The urban morphology of megacities, whether created through top-down or bottom-up processes, is an outcome of a political apparatus. This includes the inequity that global capitalism brings through development and underdevelopment, which is founded in colonisation. The seemingly orderly cities of the West are not simply a result of Western urban planning traditions. They are also an outcome of wealth accumulation through colonisation, with the forced exploitation of resources and people alongside the imposition of cultural values and practices that implies. These historical injustices continue to impact the social, economic and political realities of societies today, as well as the popular imaginary of the megacity.

The NGV Triennial 2023’s Megacities project offers a counterpoint to the myths of the megacity.

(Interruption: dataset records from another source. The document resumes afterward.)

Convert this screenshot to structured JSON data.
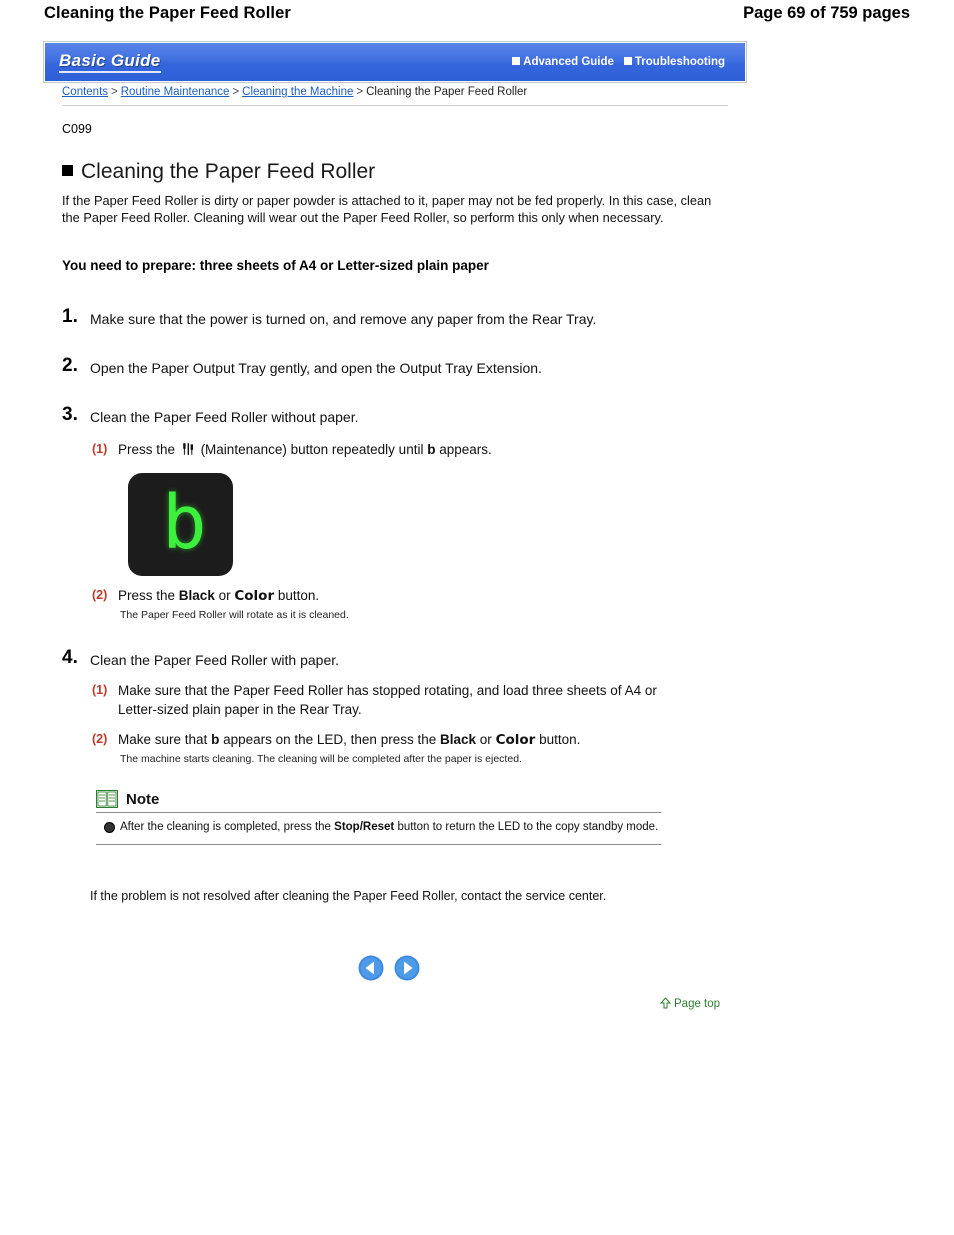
{
  "page_header": {
    "title": "Cleaning the Paper Feed Roller",
    "page_label": "Page 69 of 759 pages"
  },
  "guide_bar": {
    "logo": "Basic Guide",
    "links": [
      {
        "label": "Advanced Guide",
        "icon": "white-square-icon"
      },
      {
        "label": "Troubleshooting",
        "icon": "white-square-icon"
      }
    ]
  },
  "breadcrumb": {
    "items": [
      {
        "label": "Contents",
        "link": true
      },
      {
        "label": "Routine Maintenance",
        "link": true
      },
      {
        "label": "Cleaning the Machine",
        "link": true
      },
      {
        "label": "Cleaning the Paper Feed Roller",
        "link": false
      }
    ],
    "separator": ">"
  },
  "doc_code": "C099",
  "heading": "Cleaning the Paper Feed Roller",
  "intro": "If the Paper Feed Roller is dirty or paper powder is attached to it, paper may not be fed properly. In this case, clean the Paper Feed Roller. Cleaning will wear out the Paper Feed Roller, so perform this only when necessary.",
  "prepare": "You need to prepare: three sheets of A4 or Letter-sized plain paper",
  "steps": [
    {
      "num": "1.",
      "text": "Make sure that the power is turned on, and remove any paper from the Rear Tray."
    },
    {
      "num": "2.",
      "text": "Open the Paper Output Tray gently, and open the Output Tray Extension."
    },
    {
      "num": "3.",
      "text": "Clean the Paper Feed Roller without paper."
    },
    {
      "num": "4.",
      "text": "Clean the Paper Feed Roller with paper."
    }
  ],
  "step3": {
    "sub1_label": "(1)",
    "sub1_part1": "Press the",
    "sub1_icon": "maintenance-button-icon",
    "sub1_part2": "(Maintenance) button repeatedly until",
    "sub1_code": "b",
    "sub1_part3": "appears.",
    "led_value": "b",
    "sub2_label": "(2)",
    "sub2_part1": "Press the",
    "sub2_black": "Black",
    "sub2_or": "or",
    "sub2_color": "Color",
    "sub2_part2": "button.",
    "sub2_note": "The Paper Feed Roller will rotate as it is cleaned."
  },
  "step4": {
    "sub1_label": "(1)",
    "sub1_text": "Make sure that the Paper Feed Roller has stopped rotating, and load three sheets of A4 or Letter-sized plain paper in the Rear Tray.",
    "sub2_label": "(2)",
    "sub2_part1": "Make sure that",
    "sub2_code": "b",
    "sub2_part2": "appears on the LED, then press the",
    "sub2_black": "Black",
    "sub2_or": "or",
    "sub2_color": "Color",
    "sub2_part3": "button.",
    "sub2_note": "The machine starts cleaning. The cleaning will be completed after the paper is ejected."
  },
  "note": {
    "icon": "note-book-icon",
    "title": "Note",
    "part1": "After the cleaning is completed, press the",
    "bold": "Stop/Reset",
    "part2": "button to return the LED to the copy standby mode."
  },
  "closing": "If the problem is not resolved after cleaning the Paper Feed Roller, contact the service center.",
  "nav": {
    "prev": "previous-page-arrow",
    "next": "next-page-arrow"
  },
  "page_top": {
    "label": "Page top",
    "icon": "up-arrow-icon"
  },
  "colors": {
    "link": "#1d5fc4",
    "substep_label": "#c0392b",
    "guide_bar": "#3566dc",
    "led_green": "#3ef03e",
    "page_top": "#2f7d32"
  }
}
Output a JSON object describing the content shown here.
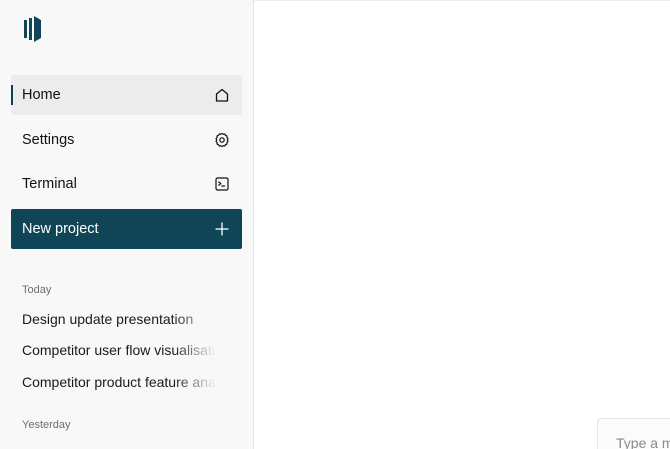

Here, the story of the megacity is told by photographers who live in them: Yagazie Emezi (Lagos), Hana Gamal (Cairo), Gustavo Minas (São Paulo), Francisco Mata Rosas (Mexico City), Farhana Satu (Dhaka), Saumya Khandelwal (Delhi), Mikiko Hara (Tokyo), Chen Ronghui (Shanghai), Mas Agung Wilis Yudha Baskoro (Jakarta) and JT White (Seoul). Commissioned by the NGV, these artists have provided fifty photographs each to the NGV’s Multimedia team, which has produced a film that presents a critique of the imaginary megacity. It not only reveals the truths of the participating photographers, but by combining several megacities together, it also creates several fictional megamegacities – places that resist a single, simple definition.

In Megacities viewers witness enormous urban conglomerations as engines of cultural and social change from the street view. They also see the increased density and scale of urban environments; these material factors strengthen community bonds, which are vital for dealing with the complex and wicked problems that the planet faces in the twenty-first century. The mega-megacities revealed at the NGV Triennial prompt us to think about future inhabitation by contemplating how we perceive cities, through the lived experiences of those who reside in them.

Megacities has been commissioned by the National Gallery of Victoria, Melbourne. This project is supported by the Orloff Family Charitable Trust, and Barry Janes and Paul Cross, 2022.

DR TIMOTHY MOORE is a Curator, Contemporary Design and Architecture, National Gallery of Victoria.

Notes

1

UNDESA, ‘World Urbanization Prospects: The 2018 Revision’, United Nations, United Nations Department of Economic and Social Affairs, <https://population.un.org/wup/publications/Files/WUP2018-Report.pdf>, accessed 3 May 2023.

2

The term ‘West’ typically refers to the countries of Western Europe and North America, including the United States, Canada and countries in the European Union, and other countries with similar cultural and political values, such as Australia.

3

Austin Zeiderman, ‘Cities of the future? Megacities and the space/ time of urban modernity’, Critical Planning, Summer 2008, pp. 23–39.

4

Mark Magnier, ‘Indians don’t feel good about “Slumdog Millionaire”’, 24 Jan. 2009, Los Angeles Times, <https://www.latimes.com/archives/la-xpm-2009-jan-24-fg-india-slumdog24-story.html>, accessed 3 May 2023.

5

Nezar AlSayyad, Cinematic Urbanism: A History of the Modern from Reel to Real, Routledge, New York, 2006, p. 2.

6

Jennifer Robinson, ‘Global and world cities: a view from off the map’, International Journal of Urban and Regional Research, vol. 26, no. 3, 2008, pp. 531–54.

7

James Ferguson, ‘Formalities of poverty: thinking about social assistance in neoliberal South Africa’, African Studies Review, vol. 50, no. 2, 2007, pp. 74–5.

8

Rem Koolhaas et al., Mutations, ACTAR, Barcelona, 2000, p. 653.

9

Ananya Roy, ‘Why India cannot plan its cities: informality, insurgence and the idiom of urbanization’, Planning Theory, vol. 8, no. 1, 2009, pp. 76–87.

10

Ann Varley, ‘Postcolonialising informality?’, Environment and Planning D: Society and Space, vol. 31, no. 1, 2013, pp. 4–22.